You may use additional O(1) extra memory.
now i know how to find the common link, when n and m are the total length of the lists, but given the fact that i can only reach to the first common node, i cant find a possible solution, ofc you cant put flags or change the lists.
any ideas?
Re: Finding the common node of 2 linked lists, without checking the length
Quote:
Originally Posted by
dinari
any ideas?
Is this a problem with a known solution (an exercise) or is it an open research problem?
Re: Finding the common node of 2 linked lists, without checking the length
It's probably an exercise as there seems to be several internet solutions available from a simple google search.
Re: Finding the common node of 2 linked lists, without checking the length
Quote:
Originally Posted by
2kaud
It's probably an exercise
I'm no so sure because of the Ordo measure specifying m and n to be the list lengths up to the intersection point and not the full lengths.
Re: Finding the common node of 2 linked lists, without checking the length
As far as I can see, whether m and n are the lengths of the lists up to the intersection point or the full lengths doesn't really matter for at least one of the possible solutions - unless I'm completely misunderstanding something (which is very possible :))
Re: Finding the common node of 2 linked lists, without checking the length
Quote:
Originally Posted by
2kaud
As far as I can see, whether m and n are the lengths of the lists up to the intersection point or the full lengths doesn't really matter
Okay I think I've found it. Very clever indeed.

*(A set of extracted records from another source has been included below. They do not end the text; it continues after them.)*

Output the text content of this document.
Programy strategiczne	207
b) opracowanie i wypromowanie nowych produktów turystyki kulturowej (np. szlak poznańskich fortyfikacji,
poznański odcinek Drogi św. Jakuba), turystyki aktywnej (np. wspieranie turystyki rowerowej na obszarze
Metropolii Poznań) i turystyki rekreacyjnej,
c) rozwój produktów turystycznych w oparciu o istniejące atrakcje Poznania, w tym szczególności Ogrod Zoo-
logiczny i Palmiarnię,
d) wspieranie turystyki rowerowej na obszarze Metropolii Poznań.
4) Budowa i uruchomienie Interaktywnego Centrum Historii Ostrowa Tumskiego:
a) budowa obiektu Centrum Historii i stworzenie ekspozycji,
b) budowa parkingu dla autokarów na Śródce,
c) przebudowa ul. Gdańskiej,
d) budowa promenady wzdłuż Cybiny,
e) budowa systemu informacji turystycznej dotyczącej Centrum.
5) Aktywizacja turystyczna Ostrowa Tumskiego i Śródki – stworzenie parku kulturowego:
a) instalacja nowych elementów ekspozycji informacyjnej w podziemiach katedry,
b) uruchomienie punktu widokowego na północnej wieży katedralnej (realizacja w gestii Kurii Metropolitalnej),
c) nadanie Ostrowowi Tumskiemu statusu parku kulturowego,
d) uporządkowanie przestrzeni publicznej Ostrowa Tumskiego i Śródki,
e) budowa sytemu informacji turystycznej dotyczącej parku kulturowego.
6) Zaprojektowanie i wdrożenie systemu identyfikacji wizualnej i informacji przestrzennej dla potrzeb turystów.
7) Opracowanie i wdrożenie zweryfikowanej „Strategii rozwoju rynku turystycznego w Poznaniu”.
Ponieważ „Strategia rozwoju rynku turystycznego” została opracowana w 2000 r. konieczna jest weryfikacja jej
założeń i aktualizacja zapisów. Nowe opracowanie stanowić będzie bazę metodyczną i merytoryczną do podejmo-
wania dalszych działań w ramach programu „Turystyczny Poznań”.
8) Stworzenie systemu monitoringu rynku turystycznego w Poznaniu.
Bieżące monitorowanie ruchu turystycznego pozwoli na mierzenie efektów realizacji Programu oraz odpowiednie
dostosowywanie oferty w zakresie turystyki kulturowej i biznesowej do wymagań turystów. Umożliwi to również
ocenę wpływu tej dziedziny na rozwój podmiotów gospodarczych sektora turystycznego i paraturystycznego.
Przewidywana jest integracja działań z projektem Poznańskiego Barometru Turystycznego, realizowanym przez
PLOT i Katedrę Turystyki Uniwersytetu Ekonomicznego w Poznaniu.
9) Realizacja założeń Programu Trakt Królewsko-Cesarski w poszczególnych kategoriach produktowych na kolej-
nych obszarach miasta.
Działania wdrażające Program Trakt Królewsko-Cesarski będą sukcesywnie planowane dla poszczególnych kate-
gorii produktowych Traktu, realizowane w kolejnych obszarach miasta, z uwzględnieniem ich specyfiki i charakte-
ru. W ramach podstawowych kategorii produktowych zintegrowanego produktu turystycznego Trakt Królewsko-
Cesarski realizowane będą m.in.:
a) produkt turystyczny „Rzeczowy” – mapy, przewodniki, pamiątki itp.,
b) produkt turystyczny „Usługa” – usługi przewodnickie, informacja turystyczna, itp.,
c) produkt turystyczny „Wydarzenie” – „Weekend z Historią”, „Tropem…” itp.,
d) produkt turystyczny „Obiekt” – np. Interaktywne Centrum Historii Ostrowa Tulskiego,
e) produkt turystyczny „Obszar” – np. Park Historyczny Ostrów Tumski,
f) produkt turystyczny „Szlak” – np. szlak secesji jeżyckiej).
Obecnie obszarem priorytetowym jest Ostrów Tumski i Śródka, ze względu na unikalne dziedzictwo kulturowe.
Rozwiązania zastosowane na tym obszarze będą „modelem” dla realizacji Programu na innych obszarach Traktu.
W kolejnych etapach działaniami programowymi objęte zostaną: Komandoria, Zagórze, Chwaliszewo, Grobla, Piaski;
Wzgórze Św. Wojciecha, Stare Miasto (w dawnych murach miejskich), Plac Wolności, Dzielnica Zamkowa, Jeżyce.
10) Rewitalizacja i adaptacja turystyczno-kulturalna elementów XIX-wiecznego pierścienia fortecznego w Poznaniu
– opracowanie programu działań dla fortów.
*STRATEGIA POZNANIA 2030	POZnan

It's based on that a common node can be identified that's not necessarily the last node of the lists. Each list has a pointer and they're advanced in turn with an exponentially growing increment. This means one pointer will overtake the other eventually and a common node has been found. The length of the lists up to this node can then be used to find the first common node (the intersection point).
If the increment doubles in each turn you have a situation that's kind of the inverse of a binary search. Instead of dividing down a certain length by successive halving to 1 the 1 is successively doubled up to the length. And the length in this case is the distance of the most distant list to the intersection point. The overtake will then happen in the next or at most two further doublings.